The weather report, Elsa was pretty sure, hadn't called for fog, and yet he swore he could see it rolling in. It moved fast, faster than he expected fog to move--not that he was exactly a meteorology expert, or that he had tons of time spent observing fog, but it still felt off, somehow, in a way that he was hard pressed to describe but simply could not ignore.
He frowned, and slung himself off the roof and down onto a balcony a few floors down; from there, he leapt to the street below and took a few steps forward, watching the fog move closer.
Suddenly, even with his cloak wrapped around his shoulders, he felt a cold chill crawling up his spine, something far beyond the natural autumn temperatures.
He didn't know how he knew, but there was something wrong about that fog. Something strange and frightening. And it was rolling towards him, much faster than he could get away. There was no point running--he knew that, it was more thna obvious.

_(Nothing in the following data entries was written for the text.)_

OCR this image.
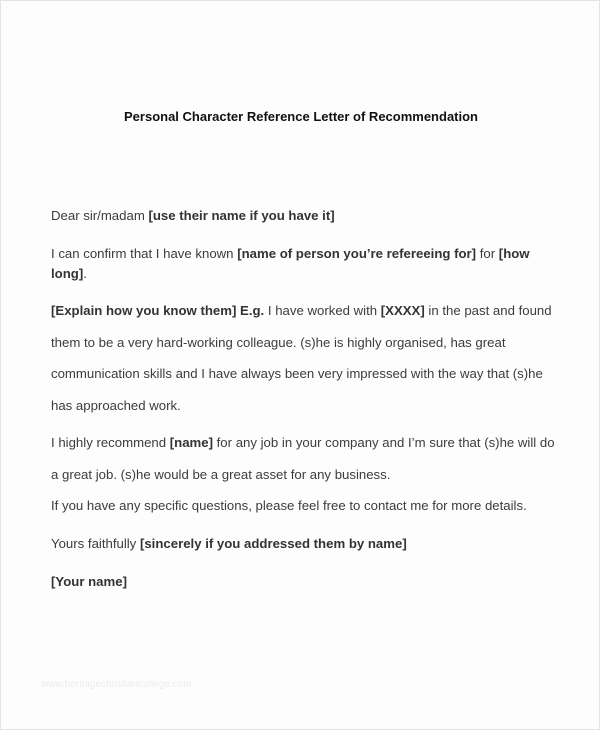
Personal Character Reference Letter of Recommendation

Dear sir/madam [use their name if you have it]

I can confirm that I have known [name of person you’re refereeing for] for [how long].

[Explain how you know them] E.g. I have worked with [XXXX] in the past and found them to be a very hard-working colleague. (s)he is highly organised, has great communication skills and I have always been very impressed with the way that (s)he has approached work.

I highly recommend [name] for any job in your company and I’m sure that (s)he will do a great job. (s)he would be a great asset for any business.

If you have any specific questions, please feel free to contact me for more details.

Yours faithfully [sincerely if you addressed them by name]

[Your name]

www.heritagechristiancollege.com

Elsa hated the feeling that overcame him. Helplessness. Paralysis. Fear. He prided himself on being ready to meet any challenge, magical or mundane, but here he was, standing in the middle of a deserted, quiet street lined with apartments and surrounded by sleeping people, watching something he could not stop and could not escape come towards him. He wondered, briefly, if it would leak through the windows, somehow, and--
--And what? It wasn't as if Elsa had any idea what this was. Maybe he was just paranoid. Maybe all his strange, magical experiences had gotten to him, and he was seeing something sinister in something perfectly mundane. That would certainly make sense, he supposed. Destiny City was so weird, it was easy to read malice into anything strange--
No, that wasn't it at all. Elsa knew, somehow, some way, that this was trouble. That the cold this fog brought was more than what nature could do, and that whatever was about to happen, as it came upon him, he wasn'[t going to like it.
He only had a few moments, really, to realize all of that, because it swept forward, a tide of unstoppable, strange, chilling magic.
When it settled over him, Elsa felt chilled to the very depths of his soul. It was a cold so far beyond anything mortal or known, it was as if the very depths of space had reached for him and wrapped him up--
And then, in an instant, Destiny City was gone.